Perempuan itu tidak menjawab. Dia bingung kenapa pria ini begitu kekeuh menganggap dirinya sebagai istrinya. Pria ini pasti sudah gila. Mungkin dia psikopat atau apa. Jangan-jangan dia akan memanfaatkan keadaanku, lalu setelah berhasil (memaksa) meyakinkan kalau aku adalah istrinya, dia akan membawaku ke suatu tempat tersembunyi kemudian membunuhku. Membayangkan itu, ia hanya bias bergidik ngeri. Mencoba menghapus bayangan tadi, berharap sang dokter cepat datang agar situasi tidak semakin semu.

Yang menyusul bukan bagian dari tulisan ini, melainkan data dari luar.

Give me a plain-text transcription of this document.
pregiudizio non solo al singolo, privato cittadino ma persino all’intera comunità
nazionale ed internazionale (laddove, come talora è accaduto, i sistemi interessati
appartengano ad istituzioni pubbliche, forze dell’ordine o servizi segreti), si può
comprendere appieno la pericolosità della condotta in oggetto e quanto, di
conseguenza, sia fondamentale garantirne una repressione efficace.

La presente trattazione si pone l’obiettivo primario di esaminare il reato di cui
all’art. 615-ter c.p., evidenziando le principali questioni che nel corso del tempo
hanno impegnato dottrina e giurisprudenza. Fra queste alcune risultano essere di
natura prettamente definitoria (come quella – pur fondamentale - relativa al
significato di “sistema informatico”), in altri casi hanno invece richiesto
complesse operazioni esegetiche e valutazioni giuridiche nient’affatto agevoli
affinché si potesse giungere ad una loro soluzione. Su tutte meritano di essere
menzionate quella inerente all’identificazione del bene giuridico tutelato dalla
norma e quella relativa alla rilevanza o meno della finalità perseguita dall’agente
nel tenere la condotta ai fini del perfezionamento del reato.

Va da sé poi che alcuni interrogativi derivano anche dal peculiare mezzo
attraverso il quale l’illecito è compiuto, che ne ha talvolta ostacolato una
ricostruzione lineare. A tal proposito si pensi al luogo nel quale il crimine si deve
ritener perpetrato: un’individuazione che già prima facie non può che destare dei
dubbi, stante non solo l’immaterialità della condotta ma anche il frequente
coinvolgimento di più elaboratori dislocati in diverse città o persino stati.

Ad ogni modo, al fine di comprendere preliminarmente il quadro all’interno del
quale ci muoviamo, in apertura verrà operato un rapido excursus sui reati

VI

Drrrttt! Drrrt! Drrrt! Handphone di saku celana kanan depan perempuan itu bergetar. Ada telepon masuk. Galih, begitu nama yang muncul di layarnya.

“Ya, halo” jawab wanita itu sembari menjauh dari pria aneh di depannya. Ia tidak ingin percakapannya di dengar oleh pria itu.

Tidak lama mereka terlibat pembicaraan. Pria itu tidak tahu apa yang sedang dibicarakan oleh istrinya. Apakah istrinya berselingkuh? Kalau tidak, untuk apa dia menerima telepon pakai acara menjauh segala darinya, suaminya? Pria itu menyimpan curiga.

Rian Meidiyansyah

Oke, aku tahu aku sekarang sudah bukan Rian yang dulu. Rian yang kaya yang bias memberikan apa saja yang dia mau. Tapi sungguh aku tidak bias tidak mencintainya dan mengikhlaskan dia untuk menikah dengan laki-laki lain yang bias membahagiakannya. Kasto memang keparat! Berani benar dia menipuku dan memfitnah aku menghamili istrinya! Padahal selama ini aku sudah mempekerjakan dia dengan baik tanpa pernah memotong gajinya sekalipun ia berhutang padaku. Bahkan sudah aku sewakan untuknya rumah tinggal sederhana untuk mereka hidup bersama. Iblis benar dia sudah menjebloskan aku ke penjara.

15 menit kemudian, akhirnya dokter itu datang. Dokter yang akan menyembuhkan istriku. Setelah basa-basi sebentar, seperti biasa, aku membiarkan ia berbicara dengan istriku. Membiarkan dokter muda itu berbincang-bincang mengurai kenangan yang (semoga) masih tersisa.

Dokter itu membawa istriku ke tempat yang agak teduh di bagian kanan jam raksasa ini. Sedang aku, cukup melihatnya dari sisi seberang. Dokter bilang, aku tidak boleh mengganggu terapinya.

Galih Erdiyansyah & Rania Kusumadewi

“Hai, Sayang, bagaimana? Apa sikapnya sudah menunjukkan kemajuan?”

“Belum, Lih. Bagaimana ini? Dia masih terus saja menganggap aku sebagai istrinya. Aku capek, Lih. Sampai kapan aku harus berpura-pura menjadi istrinya? Kenapa aku yang harus berkorban demi hubungan kita? Kenapa hanya aku yang berkorban, Lih?” Rania meraung-raung.

“Sabar, Sayang… kamu mengerti ‘kan kalau orang tuaku tidak akan mengizinkan kita menikah sebelum aku jadi dokter. Dia salah satu ujianku. Dia pasienku. Profesor tidak akan meluluskanku kalau aku tidak berhasil menyembuhkannya. Kamu ‘kan tahu penyakit jiwa kakakku akut sejak ditinggal istrinya. Hanya kamu yang bisa menolong aku, Sayang… hanya kamu,” nada bicara Galih begitu mengiba, berharap kekasihnya sudi bersabar demi masa depan mereka.

Perempuan itu tertegun. Kalau bukan karena janin yang ada di rahimnya, ia pasti sudah meninggalkan dokter co-as itu dan mencari laki-laki lain yang lebih mapan.